This is to a great extent educated guessing, as the Wikipedia page was kinda terse on the definition department :-)
Anyway I think I have an explanation to your first question. As the abstract oval is not (originally) defined by a polynomial equation, it is kind of difficult to come up with a definition of a tangent. The following seems to fit the bill (correct me if I'm wrong). Fix a point $X$ on the oval. There are $q+1$ lines going thru it. There are $q$ other points on the oval. Each and every one of them belongs to exactly one of the $q+1$ lines. Furthermore, no two points of the oval (other than $X$) belong to the same line, as that would violate the assumption that no three points are collinear. Therefore the $q$ non-$X$ points of the oval are on $q$ distinct lines thru $X$. So there is exactly one line thru $X$ that does not intersect the oval elsewhere. I assume that this line is referred to as the tangent of the oval at $X$.

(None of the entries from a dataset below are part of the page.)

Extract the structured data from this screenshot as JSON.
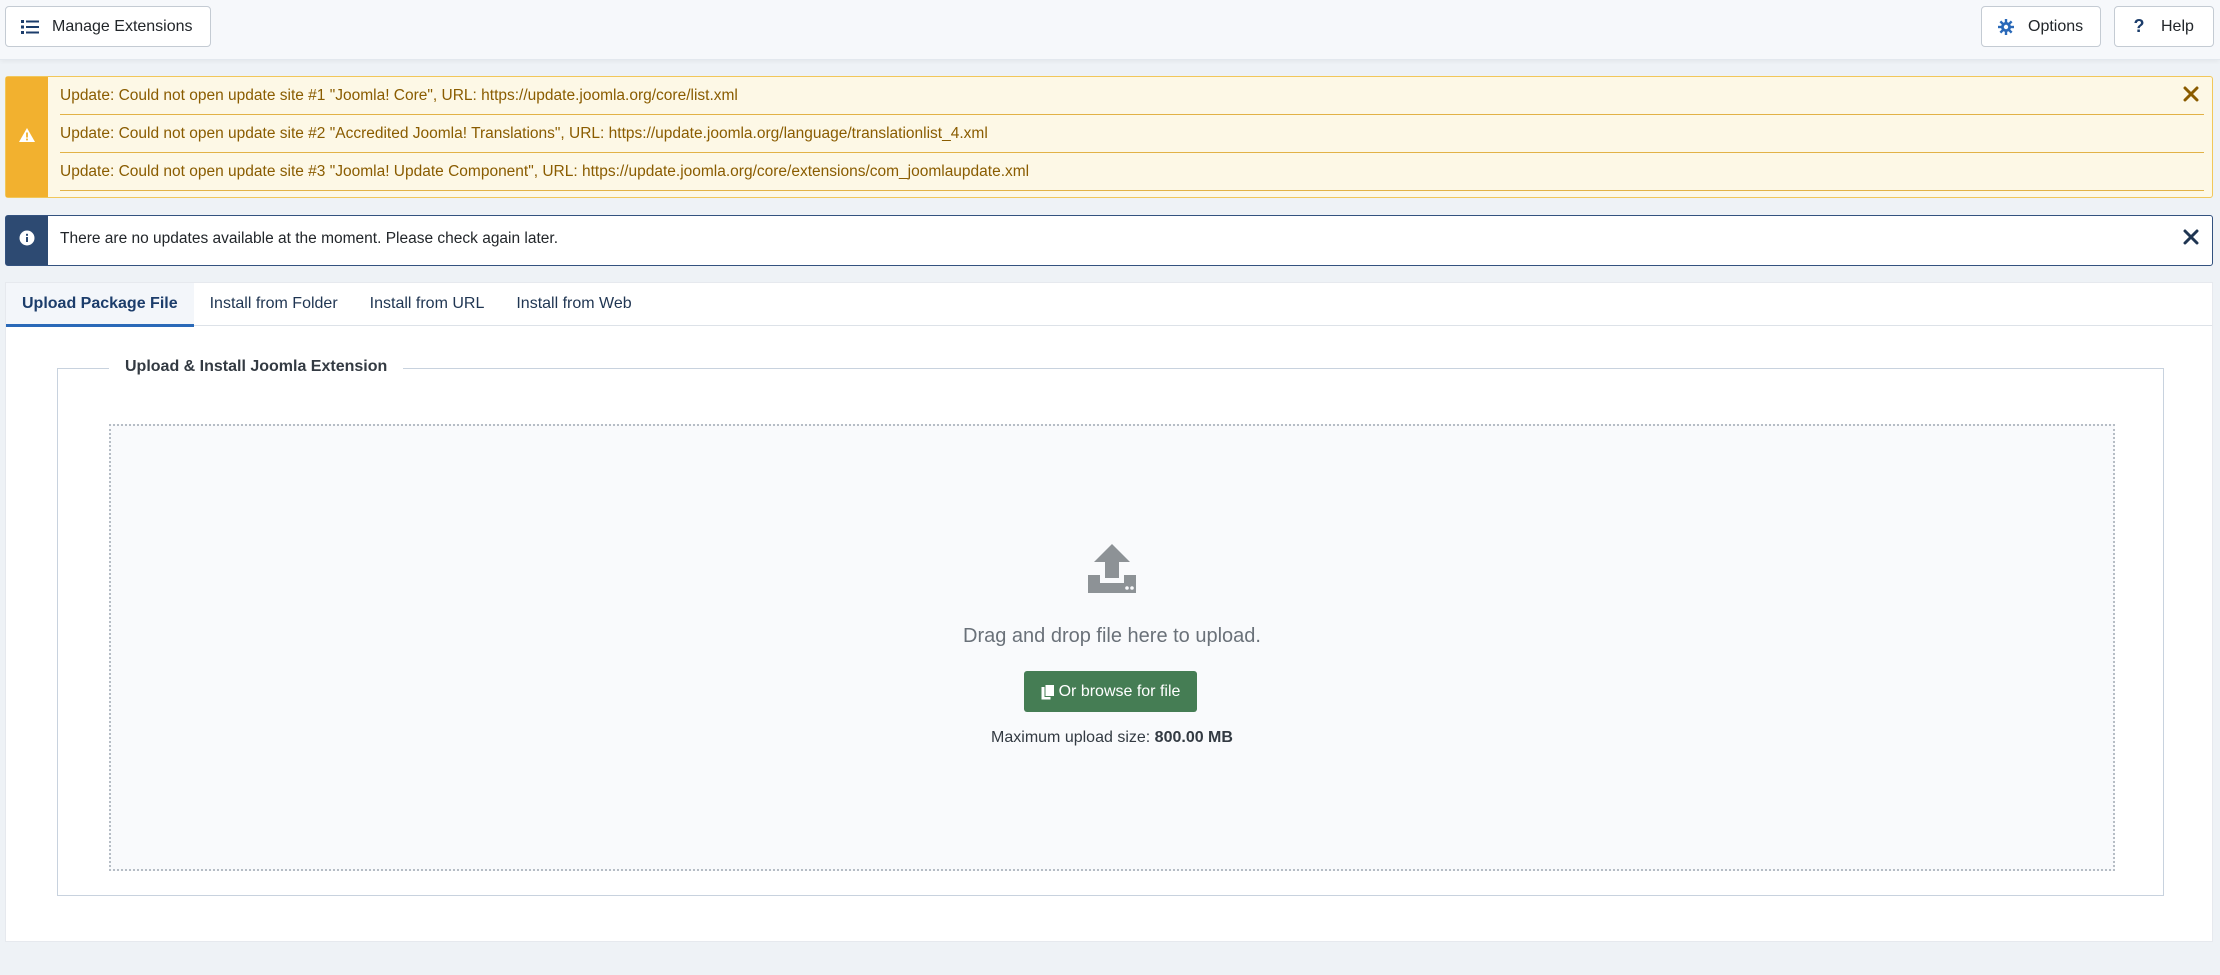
{
  "toolbar": {
    "manage_label": "Manage Extensions",
    "options_label": "Options",
    "help_label": "Help"
  },
  "warning_alert": {
    "messages": [
      "Update: Could not open update site #1 \"Joomla! Core\", URL: https://update.joomla.org/core/list.xml",
      "Update: Could not open update site #2 \"Accredited Joomla! Translations\", URL: https://update.joomla.org/language/translationlist_4.xml",
      "Update: Could not open update site #3 \"Joomla! Update Component\", URL: https://update.joomla.org/core/extensions/com_joomlaupdate.xml"
    ]
  },
  "info_alert": {
    "message": "There are no updates available at the moment. Please check again later."
  },
  "tabs": [
    {
      "label": "Upload Package File",
      "active": true
    },
    {
      "label": "Install from Folder",
      "active": false
    },
    {
      "label": "Install from URL",
      "active": false
    },
    {
      "label": "Install from Web",
      "active": false
    }
  ],
  "upload": {
    "legend": "Upload & Install Joomla Extension",
    "drop_text": "Drag and drop file here to upload.",
    "browse_label": "Or browse for file",
    "max_size_label": "Maximum upload size:",
    "max_size_value": "800.00 MB"
  },
  "colors": {
    "warning": "#f2b12f",
    "info": "#2d4a72",
    "primary_tab": "#2a69b8",
    "success_button": "#457d54"
  },
  "icons": {
    "manage": "list-icon",
    "options": "gear-icon",
    "help": "question-icon",
    "warning": "warning-triangle-icon",
    "info": "info-circle-icon",
    "close": "close-icon",
    "upload": "upload-icon",
    "browse": "copy-icon"
  }
}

On with the first question. With the coordinate system now set up (we are free to do it in this way, because the group of projective linear transformations is 3-transitive), we see that the $q+1$ lines thru the point $P$ are the lines $Z=0$ (1 choice) and $Y=aZ$ ($q$ choices, one for each value of the constant $a$). Because the line $Z=0$ goes thru $Q$ also, it cannot be the tangent of the oval at $P$. Therefore the tangent is of the other form, for some $a\in GF(q)$. [Edit] Because the point $R$ cannot lie on the tangent either, we can say that $a\neq0$. [/Edit] I dare guess that's all there is to your question 1), but it is hard to tell without access to the textbook.
[Edit] Question 2) is harder. Kinda makes sense, if the Wikipedia article mentions the list as a published paper. It is obviously true in the Fano plane ($q=2$), where our answer to question 1) tells us that the tangent lines must be $Y=Z$, $X=Y$ and $X=Z$ and they all meet at the point with projective coordinates $(1:1:1)$. A curious result anyway. [/Edit]